CCAeLearning Sessions 2020-2021

All CCAeLearning webinars are free to CCAE members. An unlimited number of advancement staff are welcome to participate and all sessions are applicable to a wide range of advancement professionals. Sessions run from 1 - 2 p.m. Eastern time.

Fall 2020 CCAeLearning

Presenting Partner:


October 15, 2020, @1 p.m. ET: A Circle of Abundance: A Decade of Learning with Indigenous Women Leaders

Eileen Alma, Director, Centre for Women's Leadership, Coady Institute, St. Francis Xavier University
Twitter: @coadywomenlead & @eileen_alma

Karri-Lynn Paul, Program Lead, Indigenous Programs, Coady Institute, St. Francis Xavier University
Twitter: @KarriLynnPaul

In November 2019, Coady fulfilled a commitment to Indigenous women leaders to hold a graduate-led Indigenous Women in Community Leadership (IWCL) Gathering. Since 2011, the IWCL program has already benefited more than 150 emerging Indigenous women leaders from First Nations, Métis and Inuit communities. It is the only program in the country for Indigenous women that provides the opportunity to undertake community analysis and to stimulate community-driven development initiatives during their learning period, as well as receive one-on-one Indigenous leadership mentoring.
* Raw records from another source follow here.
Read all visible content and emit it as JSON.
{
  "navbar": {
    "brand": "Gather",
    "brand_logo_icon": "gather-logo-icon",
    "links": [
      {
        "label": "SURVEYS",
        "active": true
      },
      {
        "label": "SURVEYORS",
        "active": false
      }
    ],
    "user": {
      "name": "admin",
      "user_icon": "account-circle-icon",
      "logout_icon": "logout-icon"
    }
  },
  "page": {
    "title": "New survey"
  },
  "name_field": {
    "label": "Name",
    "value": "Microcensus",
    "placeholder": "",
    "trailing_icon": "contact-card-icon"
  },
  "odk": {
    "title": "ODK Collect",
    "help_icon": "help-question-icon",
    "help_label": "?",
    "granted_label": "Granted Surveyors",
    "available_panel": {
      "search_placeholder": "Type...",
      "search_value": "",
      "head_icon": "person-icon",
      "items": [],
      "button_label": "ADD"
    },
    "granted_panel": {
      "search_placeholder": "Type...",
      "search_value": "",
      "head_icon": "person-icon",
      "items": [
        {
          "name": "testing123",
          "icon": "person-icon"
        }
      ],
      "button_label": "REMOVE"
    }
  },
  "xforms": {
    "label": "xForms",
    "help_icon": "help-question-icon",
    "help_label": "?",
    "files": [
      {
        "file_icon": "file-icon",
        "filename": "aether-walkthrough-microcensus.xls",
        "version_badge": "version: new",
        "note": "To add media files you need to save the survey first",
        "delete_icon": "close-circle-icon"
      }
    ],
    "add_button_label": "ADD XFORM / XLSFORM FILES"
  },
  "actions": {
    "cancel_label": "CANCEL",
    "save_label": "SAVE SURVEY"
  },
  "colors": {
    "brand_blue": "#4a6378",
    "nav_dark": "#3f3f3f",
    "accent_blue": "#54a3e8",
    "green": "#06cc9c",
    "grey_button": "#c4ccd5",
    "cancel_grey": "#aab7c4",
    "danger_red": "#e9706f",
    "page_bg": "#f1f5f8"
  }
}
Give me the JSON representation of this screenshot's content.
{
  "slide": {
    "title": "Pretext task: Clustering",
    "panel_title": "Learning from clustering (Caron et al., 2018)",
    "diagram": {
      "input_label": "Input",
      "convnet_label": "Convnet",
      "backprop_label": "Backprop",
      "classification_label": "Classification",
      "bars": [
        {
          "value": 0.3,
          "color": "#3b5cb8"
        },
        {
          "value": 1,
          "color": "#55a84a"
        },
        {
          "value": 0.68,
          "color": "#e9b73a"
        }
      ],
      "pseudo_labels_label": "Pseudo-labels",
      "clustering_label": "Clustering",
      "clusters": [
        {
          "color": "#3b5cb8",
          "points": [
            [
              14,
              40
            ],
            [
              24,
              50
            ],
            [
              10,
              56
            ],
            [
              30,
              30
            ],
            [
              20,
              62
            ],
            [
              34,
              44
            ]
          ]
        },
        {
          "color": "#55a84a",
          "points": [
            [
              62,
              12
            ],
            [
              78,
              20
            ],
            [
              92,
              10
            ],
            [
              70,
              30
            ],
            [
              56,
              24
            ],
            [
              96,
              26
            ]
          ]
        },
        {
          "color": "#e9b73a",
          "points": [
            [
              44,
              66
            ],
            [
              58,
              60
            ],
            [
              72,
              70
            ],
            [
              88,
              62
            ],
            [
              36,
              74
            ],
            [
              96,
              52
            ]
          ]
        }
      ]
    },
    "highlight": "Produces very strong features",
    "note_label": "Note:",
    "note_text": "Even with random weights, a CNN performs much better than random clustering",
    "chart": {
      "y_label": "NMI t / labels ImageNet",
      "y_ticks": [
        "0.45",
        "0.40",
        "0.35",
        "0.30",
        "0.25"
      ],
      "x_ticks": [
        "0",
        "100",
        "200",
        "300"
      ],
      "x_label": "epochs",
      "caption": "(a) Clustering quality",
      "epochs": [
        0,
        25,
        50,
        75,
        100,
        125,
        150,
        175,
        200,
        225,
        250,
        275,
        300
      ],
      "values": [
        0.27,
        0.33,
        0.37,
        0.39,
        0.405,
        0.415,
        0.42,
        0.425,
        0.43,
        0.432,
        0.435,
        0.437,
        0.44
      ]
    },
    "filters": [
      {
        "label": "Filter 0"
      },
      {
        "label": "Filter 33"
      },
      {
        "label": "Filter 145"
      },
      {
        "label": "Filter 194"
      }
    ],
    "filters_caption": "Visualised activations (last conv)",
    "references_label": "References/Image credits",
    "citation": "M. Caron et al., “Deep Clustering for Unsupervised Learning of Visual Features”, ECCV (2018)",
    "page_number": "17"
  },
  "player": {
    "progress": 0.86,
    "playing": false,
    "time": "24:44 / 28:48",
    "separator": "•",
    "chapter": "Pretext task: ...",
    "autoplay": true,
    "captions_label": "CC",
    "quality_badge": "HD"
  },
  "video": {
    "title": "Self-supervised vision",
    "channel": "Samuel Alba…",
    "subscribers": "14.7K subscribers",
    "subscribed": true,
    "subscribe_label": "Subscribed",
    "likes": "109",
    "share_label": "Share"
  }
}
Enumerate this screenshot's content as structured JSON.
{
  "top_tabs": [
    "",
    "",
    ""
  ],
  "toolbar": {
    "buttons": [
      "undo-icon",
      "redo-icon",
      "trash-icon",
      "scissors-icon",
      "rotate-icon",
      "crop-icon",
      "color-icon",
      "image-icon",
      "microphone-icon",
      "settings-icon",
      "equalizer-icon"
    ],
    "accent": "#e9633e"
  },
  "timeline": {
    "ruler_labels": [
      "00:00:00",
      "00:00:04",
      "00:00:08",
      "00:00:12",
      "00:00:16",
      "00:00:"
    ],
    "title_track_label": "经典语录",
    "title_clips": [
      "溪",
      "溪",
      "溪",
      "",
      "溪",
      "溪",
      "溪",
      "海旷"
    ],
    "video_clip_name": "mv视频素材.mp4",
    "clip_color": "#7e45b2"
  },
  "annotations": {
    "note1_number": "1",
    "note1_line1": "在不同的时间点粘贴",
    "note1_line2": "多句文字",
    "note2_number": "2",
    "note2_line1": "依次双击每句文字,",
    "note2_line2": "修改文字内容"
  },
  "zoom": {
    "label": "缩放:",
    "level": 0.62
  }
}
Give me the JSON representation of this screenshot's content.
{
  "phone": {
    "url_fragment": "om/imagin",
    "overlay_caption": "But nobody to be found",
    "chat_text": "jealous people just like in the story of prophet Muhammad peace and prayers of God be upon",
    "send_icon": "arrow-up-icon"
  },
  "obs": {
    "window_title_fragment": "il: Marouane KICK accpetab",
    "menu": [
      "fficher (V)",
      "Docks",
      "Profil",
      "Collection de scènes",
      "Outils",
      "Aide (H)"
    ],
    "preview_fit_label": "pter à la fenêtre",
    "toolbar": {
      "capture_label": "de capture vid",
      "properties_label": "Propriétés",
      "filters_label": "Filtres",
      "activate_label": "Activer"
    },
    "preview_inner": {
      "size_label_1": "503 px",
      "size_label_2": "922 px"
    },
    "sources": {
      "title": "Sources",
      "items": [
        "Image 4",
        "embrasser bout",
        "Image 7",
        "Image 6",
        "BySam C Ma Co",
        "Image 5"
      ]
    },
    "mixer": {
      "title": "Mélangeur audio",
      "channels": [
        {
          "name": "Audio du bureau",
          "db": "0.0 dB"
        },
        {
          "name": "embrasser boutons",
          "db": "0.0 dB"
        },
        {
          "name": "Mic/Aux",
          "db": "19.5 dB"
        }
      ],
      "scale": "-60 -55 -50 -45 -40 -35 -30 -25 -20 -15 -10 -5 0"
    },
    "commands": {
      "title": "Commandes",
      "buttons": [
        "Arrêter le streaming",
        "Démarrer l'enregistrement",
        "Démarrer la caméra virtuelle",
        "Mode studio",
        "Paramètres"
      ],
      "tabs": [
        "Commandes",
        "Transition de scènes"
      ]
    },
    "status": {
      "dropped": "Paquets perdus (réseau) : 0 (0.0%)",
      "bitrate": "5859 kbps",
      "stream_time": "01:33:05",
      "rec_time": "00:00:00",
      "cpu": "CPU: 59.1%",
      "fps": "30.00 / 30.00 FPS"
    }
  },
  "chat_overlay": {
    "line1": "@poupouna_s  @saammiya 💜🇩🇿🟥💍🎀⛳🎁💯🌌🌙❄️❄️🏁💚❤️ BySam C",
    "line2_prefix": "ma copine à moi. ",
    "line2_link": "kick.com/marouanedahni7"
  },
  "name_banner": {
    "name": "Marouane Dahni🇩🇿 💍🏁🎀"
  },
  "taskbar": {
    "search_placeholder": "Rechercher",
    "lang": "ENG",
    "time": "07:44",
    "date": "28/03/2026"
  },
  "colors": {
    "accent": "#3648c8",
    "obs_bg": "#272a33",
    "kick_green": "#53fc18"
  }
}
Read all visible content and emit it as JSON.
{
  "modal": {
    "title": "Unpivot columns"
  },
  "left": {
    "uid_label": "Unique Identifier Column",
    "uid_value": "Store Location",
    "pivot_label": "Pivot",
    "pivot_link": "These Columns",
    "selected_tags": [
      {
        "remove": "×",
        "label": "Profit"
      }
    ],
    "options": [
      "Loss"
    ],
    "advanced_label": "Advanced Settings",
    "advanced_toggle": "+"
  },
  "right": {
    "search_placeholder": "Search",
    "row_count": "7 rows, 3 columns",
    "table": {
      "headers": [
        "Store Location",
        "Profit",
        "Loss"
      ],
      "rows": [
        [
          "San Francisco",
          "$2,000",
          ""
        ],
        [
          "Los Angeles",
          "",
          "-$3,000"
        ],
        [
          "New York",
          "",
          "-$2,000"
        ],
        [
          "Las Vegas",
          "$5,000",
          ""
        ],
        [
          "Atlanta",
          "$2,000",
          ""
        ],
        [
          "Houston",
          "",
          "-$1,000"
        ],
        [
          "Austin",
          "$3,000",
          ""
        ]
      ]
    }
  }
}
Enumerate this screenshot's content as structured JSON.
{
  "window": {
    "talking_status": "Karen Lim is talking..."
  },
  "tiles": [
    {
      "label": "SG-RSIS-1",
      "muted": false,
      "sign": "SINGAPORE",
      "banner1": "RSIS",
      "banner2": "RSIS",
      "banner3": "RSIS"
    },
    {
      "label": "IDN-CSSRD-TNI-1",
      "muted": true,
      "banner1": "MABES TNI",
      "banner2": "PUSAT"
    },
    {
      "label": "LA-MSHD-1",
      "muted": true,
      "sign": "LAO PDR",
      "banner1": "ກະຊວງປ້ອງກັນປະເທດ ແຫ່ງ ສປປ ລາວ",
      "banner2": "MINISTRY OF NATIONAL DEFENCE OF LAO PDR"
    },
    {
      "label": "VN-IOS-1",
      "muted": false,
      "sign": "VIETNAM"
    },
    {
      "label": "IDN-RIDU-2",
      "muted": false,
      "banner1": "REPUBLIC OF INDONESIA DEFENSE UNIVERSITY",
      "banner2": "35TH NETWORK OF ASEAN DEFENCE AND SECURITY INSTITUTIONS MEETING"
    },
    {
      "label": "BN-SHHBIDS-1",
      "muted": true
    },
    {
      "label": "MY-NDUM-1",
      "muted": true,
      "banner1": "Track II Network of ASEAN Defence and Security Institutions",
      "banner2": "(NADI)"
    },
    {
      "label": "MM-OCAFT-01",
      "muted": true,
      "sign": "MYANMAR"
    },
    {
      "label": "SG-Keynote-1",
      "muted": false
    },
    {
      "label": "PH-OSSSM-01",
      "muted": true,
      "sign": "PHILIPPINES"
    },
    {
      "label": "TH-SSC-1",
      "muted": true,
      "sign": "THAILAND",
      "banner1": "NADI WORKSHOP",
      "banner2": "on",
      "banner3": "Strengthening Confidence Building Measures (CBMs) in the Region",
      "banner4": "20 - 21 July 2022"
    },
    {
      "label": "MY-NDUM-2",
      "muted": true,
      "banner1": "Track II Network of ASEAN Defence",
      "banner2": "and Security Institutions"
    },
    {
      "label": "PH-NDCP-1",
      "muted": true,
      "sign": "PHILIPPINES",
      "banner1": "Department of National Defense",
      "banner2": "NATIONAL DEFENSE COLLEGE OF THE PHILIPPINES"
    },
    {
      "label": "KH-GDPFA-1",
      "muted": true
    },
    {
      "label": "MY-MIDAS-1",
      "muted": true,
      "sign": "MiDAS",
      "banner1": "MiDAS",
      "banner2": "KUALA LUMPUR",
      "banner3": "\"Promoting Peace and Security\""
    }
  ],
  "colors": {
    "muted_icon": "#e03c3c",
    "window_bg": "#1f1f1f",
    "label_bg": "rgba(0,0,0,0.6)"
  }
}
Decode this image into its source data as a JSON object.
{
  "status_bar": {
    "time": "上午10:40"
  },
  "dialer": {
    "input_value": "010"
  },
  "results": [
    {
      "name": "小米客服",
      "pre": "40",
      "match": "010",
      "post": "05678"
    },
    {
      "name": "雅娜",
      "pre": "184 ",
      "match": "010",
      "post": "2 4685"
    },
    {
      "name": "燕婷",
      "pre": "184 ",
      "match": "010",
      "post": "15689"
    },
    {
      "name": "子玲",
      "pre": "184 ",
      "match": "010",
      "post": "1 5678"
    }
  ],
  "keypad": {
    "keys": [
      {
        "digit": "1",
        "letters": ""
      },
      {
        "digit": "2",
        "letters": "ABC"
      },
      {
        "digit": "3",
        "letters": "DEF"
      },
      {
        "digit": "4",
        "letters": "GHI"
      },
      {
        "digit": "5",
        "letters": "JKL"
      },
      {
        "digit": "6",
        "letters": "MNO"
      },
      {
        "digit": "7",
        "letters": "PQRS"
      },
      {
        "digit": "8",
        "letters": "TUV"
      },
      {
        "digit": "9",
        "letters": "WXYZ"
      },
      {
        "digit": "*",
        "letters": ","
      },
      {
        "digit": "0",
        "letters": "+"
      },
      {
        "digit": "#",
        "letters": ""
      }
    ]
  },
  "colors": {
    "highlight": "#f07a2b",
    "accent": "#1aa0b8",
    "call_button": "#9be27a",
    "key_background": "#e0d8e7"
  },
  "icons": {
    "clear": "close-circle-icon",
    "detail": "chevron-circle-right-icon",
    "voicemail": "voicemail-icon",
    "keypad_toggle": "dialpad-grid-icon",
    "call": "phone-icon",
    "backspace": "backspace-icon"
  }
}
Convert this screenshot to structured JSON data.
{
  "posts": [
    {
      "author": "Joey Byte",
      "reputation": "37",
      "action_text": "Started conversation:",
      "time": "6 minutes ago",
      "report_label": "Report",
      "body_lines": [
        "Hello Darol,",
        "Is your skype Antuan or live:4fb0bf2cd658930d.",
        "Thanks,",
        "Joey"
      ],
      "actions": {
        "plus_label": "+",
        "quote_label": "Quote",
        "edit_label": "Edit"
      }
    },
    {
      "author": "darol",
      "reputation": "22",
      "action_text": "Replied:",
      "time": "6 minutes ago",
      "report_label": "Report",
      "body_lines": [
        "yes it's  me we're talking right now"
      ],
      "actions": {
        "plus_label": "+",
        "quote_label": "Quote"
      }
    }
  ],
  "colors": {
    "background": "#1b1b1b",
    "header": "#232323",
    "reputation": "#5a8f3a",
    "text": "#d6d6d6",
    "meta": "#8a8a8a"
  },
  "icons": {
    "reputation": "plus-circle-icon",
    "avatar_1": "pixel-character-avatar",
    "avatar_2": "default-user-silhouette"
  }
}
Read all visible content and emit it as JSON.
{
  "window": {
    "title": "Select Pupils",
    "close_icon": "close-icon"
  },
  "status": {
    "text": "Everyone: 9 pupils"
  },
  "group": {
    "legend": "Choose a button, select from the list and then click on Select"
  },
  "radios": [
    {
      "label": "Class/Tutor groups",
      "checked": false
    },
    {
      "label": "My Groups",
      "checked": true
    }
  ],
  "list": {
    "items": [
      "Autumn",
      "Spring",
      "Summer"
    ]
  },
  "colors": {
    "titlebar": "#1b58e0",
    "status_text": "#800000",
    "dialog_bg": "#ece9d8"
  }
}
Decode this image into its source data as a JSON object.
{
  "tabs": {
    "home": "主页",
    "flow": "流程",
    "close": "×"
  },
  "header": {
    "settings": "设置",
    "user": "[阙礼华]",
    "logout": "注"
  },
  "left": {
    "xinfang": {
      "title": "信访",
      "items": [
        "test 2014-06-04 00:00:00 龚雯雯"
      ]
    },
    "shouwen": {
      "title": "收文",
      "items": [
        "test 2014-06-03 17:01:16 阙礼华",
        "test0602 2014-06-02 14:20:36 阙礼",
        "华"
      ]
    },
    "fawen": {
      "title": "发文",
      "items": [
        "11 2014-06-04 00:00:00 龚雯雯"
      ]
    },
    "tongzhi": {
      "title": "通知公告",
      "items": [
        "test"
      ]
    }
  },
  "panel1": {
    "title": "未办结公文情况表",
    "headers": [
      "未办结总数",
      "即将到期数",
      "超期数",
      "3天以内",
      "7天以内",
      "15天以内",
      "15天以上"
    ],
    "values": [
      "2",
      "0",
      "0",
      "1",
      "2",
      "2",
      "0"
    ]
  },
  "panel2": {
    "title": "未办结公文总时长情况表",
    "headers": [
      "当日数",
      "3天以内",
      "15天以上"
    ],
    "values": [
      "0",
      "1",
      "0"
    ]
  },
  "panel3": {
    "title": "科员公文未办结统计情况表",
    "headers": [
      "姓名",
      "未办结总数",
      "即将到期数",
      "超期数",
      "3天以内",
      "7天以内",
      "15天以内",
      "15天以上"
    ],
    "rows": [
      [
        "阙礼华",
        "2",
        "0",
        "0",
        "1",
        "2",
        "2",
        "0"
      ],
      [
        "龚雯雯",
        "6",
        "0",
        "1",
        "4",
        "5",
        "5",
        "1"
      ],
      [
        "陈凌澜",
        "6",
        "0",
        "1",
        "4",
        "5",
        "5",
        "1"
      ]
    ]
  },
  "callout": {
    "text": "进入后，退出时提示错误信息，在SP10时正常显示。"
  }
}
The Gathering re-affirmed the importance of Coady's programming in support of Indigenous women and focused on the key successes graduates have had as community leaders, highlighting the concept of asset-based community development. This session will share some of the learning about what went into the planning of the Gathering, important lessons learned and outcomes. In particular, the session will elaborate on how the Gathering has helped to shape the Institute’s expected graduate connections moving forward in ways that further reconciliation and partnership, focusing on the concept of abundance for all.

Learning Objectives
  1. To highlight some of the innovative design aspects of the Gathering, focusing on Indigenous ways of knowing and doing
  2. To discuss key lessons learned, of relevance to non-Indigenous academic Institutions
  3. To share key principles for educational partnerships with Indigenous peoples



Winter 2021 CCAeLearning

February 18, 2021, @1 p.m. ET: Students and Donors Benefit When Silos Disappear: How to break down barriers between the Student Financial Aid and Philanthropy functions at your institution

Kathryn Davidson, Philanthropy Director, Lakehead University
Josh Levac, Associate Registrar, Student Awards and Financial Aid, Lakehead University

Canadian post-secondary philanthropy departments play an important role in helping to fund many of the projects that their institutions undertake. One major component is the solicitation of funding from donors to help establish scholarships, bursaries and awards. In many cases the responsible departments are silos, understanding only their work, and the lack of communication can result in frustrated employees and donors. Over the past 5 years, Lakehead University has started to break down our interoffice barriers, communicate, and develop an internal methodology that can help other siloed institutions to develop synergies and create an open dialogue and understanding of processes.

Learning Objectives
  1. Demonstration of best practice in procedures and communication between departments
  2. Development of Student Financial Aid Policy
  3. Demonstration of benefits to students and donors when silos are broken down


March 11, 2021, @1 p.m. ET: Dalhousie Medical Research Foundation Thankathon: How to thank your donors for $300

Jon Bruhm, Donor Relation, Dalhousie Medical Research Foundation
Twitter: @dmrf1979 | Instagram: @dmrf79

On Valentine’s Day in 2019 & 2020, the Dalhousie Medical Research Foundation held its Thankathon - a multi-pronged donor relations initiative intended to show some love to its donors. Find out how this small shop expressed gratitude to thousands of donors in just one day... without "thasking," and on a shoestring budget.

Learning Objectives
  1. One approach to engaging and building a culture of gratitude among your board members, colleagues and funding recipients
  2. Avoiding the “Thask” - sometimes, you just need to say thank you, with no strings attached
  3. Get over your fear of the phone: Not everyone is allergic to receiving an old school phone calls!